[Peace-discuss] Would It Kill Us to Apologize to Iran for the Coup?

John W. jbw292002 at gmail.com
Mon Feb 9 05:02:59 CST 2009


On Mon, Feb 9, 2009 at 12:53 AM, LAURIE SOLOMON <LAURIE at advancenet.net>wrote:

>Courage to accept what?
>
> Courage to accept pure unqualified version of libertarianism, which is in
> many respects akin to anarchism where no state is preferred to a state and a
> very limited state, if a state is necessary, is preferred to a robust
> state.  In short, by implication, a state that is just short of complete
> laissez-faire government and society where everyone is for themselves in a
> war of all against all and the fittest survives. Instead, you qualify your
> libertarianism  with the adjective qualifier "Christian" and let in the back
> door state activism in those areas that you value and prefer such as the
> protection of private property, the protection of individualism, the
> protection of an individual's right to do what they please on their own
> property with their own property as long as it is not directly harming
> others or interfering with them, the protection of individual member's life
> and limb and right to survive, and other such things.
>
Precisely.  Whenever I suggest to a libertarian that, if he truly believes
in survival of the fittest without government intervention, then I oughta be
able to just kill him and take his stuff, he always back-pedals about 90
miles an hour and talks about the military and the police as being
legitimate exercises of power by the state.

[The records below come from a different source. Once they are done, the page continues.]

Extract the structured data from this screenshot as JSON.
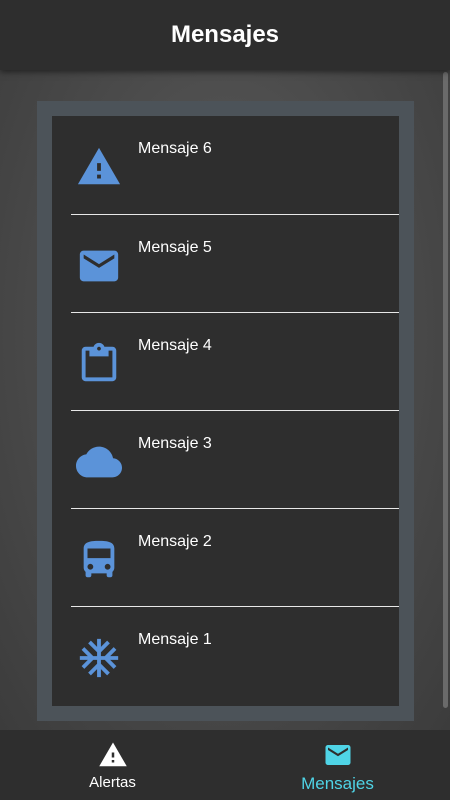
{
  "app_bar": {
    "title": "Mensajes"
  },
  "colors": {
    "icon_blue": "#5b93d9",
    "accent_cyan": "#4fd4e6"
  },
  "messages": [
    {
      "label": "Mensaje 6",
      "icon": "warning-icon"
    },
    {
      "label": "Mensaje 5",
      "icon": "mail-icon"
    },
    {
      "label": "Mensaje 4",
      "icon": "clipboard-icon"
    },
    {
      "label": "Mensaje 3",
      "icon": "cloud-icon"
    },
    {
      "label": "Mensaje 2",
      "icon": "bus-icon"
    },
    {
      "label": "Mensaje 1",
      "icon": "snowflake-icon"
    }
  ],
  "bottom_nav": {
    "tabs": [
      {
        "label": "Alertas",
        "icon": "warning-icon",
        "active": false
      },
      {
        "label": "Mensajes",
        "icon": "mail-icon",
        "active": true
      }
    ]
  }
}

And that's the thing about libertarians.  About 98% of 'em are white, middle
class or above, have a lot of "stuff", and are very obsessed with their
"stuff".  No matter how they acquired their "stuff", they want to keep it
and get more of it.  Their TV is never big enough; their computers are never
fast enough; they never have enough toys.  They say that they're OK with
helping poor people as long as it's voluntary and not the government
"holding a gun to their head".  But they don't actually KNOW any poor
people, so they feel very safe in saying that.  When they do actually help
someone, it's someone they know personally who is generally just about as
affluent as they are, and it's only after their own needs and wants and
lusts have been thoroughly satisfied first.

However, you stop at supporting government actions that tell people that
> they only have a right to private property if they use it for the public
> good and collective welfare of the society at large rather than  for their
> own individual good and benefit, that make it a crime to accumulate wealth
> beyond what one reasonably needs to survive happily at a modest level when
> others in society are unable to meet that level of quality of life, or that
> says that an individual's rights and freedoms are only valid  if and when
> they are exercised in the public good on behalf of the common good.
>
Precisely.



> Thus, you are picking and choosing what areas you desire government to be
> active in and what areas you think they have no business in rather than
> taking the approach that, since we have no real basis for evaluating what
> actions are legitimate actions for government to be involved in, it either
> should be involved in nothing (e.g., we in effect have no government) or it
> should be proactively  involved in every aspect of collective life with
> private individual desires and needs having a lesser priority to the
> collective good (e.g., an ant –like society).